You can even adjust the way the game handles the terminal. By modifying the strings throughout the game that contain the messages sent to players, you can add color to these messages. See "color.doc", which is included with the game, for more details on this. Also, by making changes in "comm.c", you can adjust or rewrite the handling of the backspace, delete and arrow keys characters, or make any number of fine tuning adjustments to the way the game is experienced by the players.

While most modifications are in the form of game enhancements, this is not the only way in which the game can be modified. A good C programmer with a lot of time available could in fact take advantage of the core engine to serve a seemingly unrelated purpose. The suggestion has been made that a MUD engine could be used as the front end to a corporate information system, a kind of text-based Virtual Central Office, if you will, for a company with a distributed employee base such as a national sales force. Support could even be added for conferences and meetings, and the game's mail system could be used for inter- office memos. If the users have enough Internet bandwidth, support could even be added for voice communication using customized client software. To take this idea a step to the side, the engine could also be used for an on-line teaching system, a Virtual Campus, complete with a library, department offices, a campus mail system, and a chess team. An on-line shopping center is also a candidate for this type of adapted MUD engine.

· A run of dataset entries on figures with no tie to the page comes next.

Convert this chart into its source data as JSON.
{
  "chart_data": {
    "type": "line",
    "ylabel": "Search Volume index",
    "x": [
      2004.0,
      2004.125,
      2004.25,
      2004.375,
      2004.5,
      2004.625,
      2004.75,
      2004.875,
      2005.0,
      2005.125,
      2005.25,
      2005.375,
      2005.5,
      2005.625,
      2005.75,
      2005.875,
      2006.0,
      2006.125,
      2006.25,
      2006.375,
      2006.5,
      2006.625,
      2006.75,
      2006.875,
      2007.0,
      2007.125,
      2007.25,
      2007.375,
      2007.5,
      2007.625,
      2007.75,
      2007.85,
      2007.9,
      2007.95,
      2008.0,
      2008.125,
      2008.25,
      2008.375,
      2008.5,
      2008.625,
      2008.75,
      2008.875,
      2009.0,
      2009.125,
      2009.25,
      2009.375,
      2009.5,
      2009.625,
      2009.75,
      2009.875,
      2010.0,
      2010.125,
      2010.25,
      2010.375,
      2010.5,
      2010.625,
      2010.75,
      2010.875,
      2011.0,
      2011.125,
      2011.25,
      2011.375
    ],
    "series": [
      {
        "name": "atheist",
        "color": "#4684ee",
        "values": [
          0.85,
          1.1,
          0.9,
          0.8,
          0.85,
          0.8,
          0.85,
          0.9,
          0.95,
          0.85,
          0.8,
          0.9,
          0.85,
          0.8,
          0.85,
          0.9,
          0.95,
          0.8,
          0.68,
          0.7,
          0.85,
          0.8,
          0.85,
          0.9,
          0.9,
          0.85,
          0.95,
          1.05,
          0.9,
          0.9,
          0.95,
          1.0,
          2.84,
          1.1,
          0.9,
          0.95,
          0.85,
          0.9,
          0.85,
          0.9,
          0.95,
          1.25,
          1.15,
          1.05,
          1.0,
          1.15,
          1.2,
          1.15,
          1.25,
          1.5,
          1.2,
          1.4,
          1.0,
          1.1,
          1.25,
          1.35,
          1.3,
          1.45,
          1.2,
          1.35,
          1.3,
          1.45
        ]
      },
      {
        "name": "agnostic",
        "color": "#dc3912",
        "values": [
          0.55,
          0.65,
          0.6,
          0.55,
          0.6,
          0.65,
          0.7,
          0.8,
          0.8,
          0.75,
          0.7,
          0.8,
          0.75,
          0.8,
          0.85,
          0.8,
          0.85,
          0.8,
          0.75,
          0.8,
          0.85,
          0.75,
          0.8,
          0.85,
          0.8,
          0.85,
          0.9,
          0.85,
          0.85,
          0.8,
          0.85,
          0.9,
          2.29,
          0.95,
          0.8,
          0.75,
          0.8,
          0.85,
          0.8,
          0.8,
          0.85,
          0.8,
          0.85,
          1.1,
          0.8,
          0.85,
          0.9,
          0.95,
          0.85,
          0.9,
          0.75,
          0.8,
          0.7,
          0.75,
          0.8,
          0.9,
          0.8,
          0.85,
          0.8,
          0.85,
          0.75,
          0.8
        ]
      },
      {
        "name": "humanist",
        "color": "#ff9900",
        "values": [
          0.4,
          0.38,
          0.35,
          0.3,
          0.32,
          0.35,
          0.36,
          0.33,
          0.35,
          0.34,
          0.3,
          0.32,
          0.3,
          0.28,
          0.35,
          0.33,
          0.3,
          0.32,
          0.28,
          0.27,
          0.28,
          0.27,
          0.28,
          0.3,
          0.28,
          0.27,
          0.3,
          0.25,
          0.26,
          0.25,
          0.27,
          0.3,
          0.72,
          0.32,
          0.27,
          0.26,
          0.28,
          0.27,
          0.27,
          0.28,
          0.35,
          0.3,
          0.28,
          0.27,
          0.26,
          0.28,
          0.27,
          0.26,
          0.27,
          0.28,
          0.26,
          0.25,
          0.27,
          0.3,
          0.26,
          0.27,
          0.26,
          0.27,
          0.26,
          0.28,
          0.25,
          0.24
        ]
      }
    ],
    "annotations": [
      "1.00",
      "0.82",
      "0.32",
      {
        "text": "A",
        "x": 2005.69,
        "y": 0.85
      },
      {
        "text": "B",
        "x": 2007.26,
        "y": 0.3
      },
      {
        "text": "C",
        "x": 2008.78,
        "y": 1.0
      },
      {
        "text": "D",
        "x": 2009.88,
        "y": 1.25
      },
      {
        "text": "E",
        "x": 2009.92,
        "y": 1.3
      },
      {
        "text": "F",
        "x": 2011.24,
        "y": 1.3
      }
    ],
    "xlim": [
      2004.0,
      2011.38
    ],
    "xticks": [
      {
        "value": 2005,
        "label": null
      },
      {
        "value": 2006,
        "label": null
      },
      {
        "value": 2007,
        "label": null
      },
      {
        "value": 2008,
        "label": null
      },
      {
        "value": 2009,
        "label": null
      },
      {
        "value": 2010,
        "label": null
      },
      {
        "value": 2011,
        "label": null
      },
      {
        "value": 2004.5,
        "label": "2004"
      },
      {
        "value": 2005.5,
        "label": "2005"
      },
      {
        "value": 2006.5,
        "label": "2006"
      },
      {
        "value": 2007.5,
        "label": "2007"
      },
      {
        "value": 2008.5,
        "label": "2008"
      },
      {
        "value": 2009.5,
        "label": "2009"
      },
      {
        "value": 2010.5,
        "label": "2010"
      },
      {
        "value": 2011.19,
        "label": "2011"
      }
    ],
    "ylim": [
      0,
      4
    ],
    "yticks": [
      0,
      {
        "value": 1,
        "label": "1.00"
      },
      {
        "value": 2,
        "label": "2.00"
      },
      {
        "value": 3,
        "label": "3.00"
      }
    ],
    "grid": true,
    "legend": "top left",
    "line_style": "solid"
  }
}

In a way, many of the issues surrounding how MUDs operate are similar to a number of issues involved in higher-end Operating Systems. Among these are such things as parallel tasking of multiple users, interaction between users and system elements, protocols for communications between the server and the user interface system (monitor, keyboard, mouse, etc.) and a number of other factors. While many server types can simply defer much of this to the parent operating system, users in MUDs must interact not only with the system and with each other, but also with the same set of system characters, and the effects of one user's actions can influence the game variables in a way that affect other players. As a result, the MUD engine is designed to handle many of the tasks, such as parallel tasking of multiple users and system activities, which are required of an operating system. In a way, a MUD actually serves an operating system for the players who use it. Understanding how the MUD accomplishes this can provide an insight into understanding the workings of multi-user operating environments. To take this to an extreme, a MUD engine could even be adapted to serve as an operating system or apparent operating system, such as a Bulletin Board System or the virtual office or campus mentioned before.

As I stated before, the possibilities really are endless. With a handful of ideas and some decent C coding skills, it is within your power to bring these possibilities to life.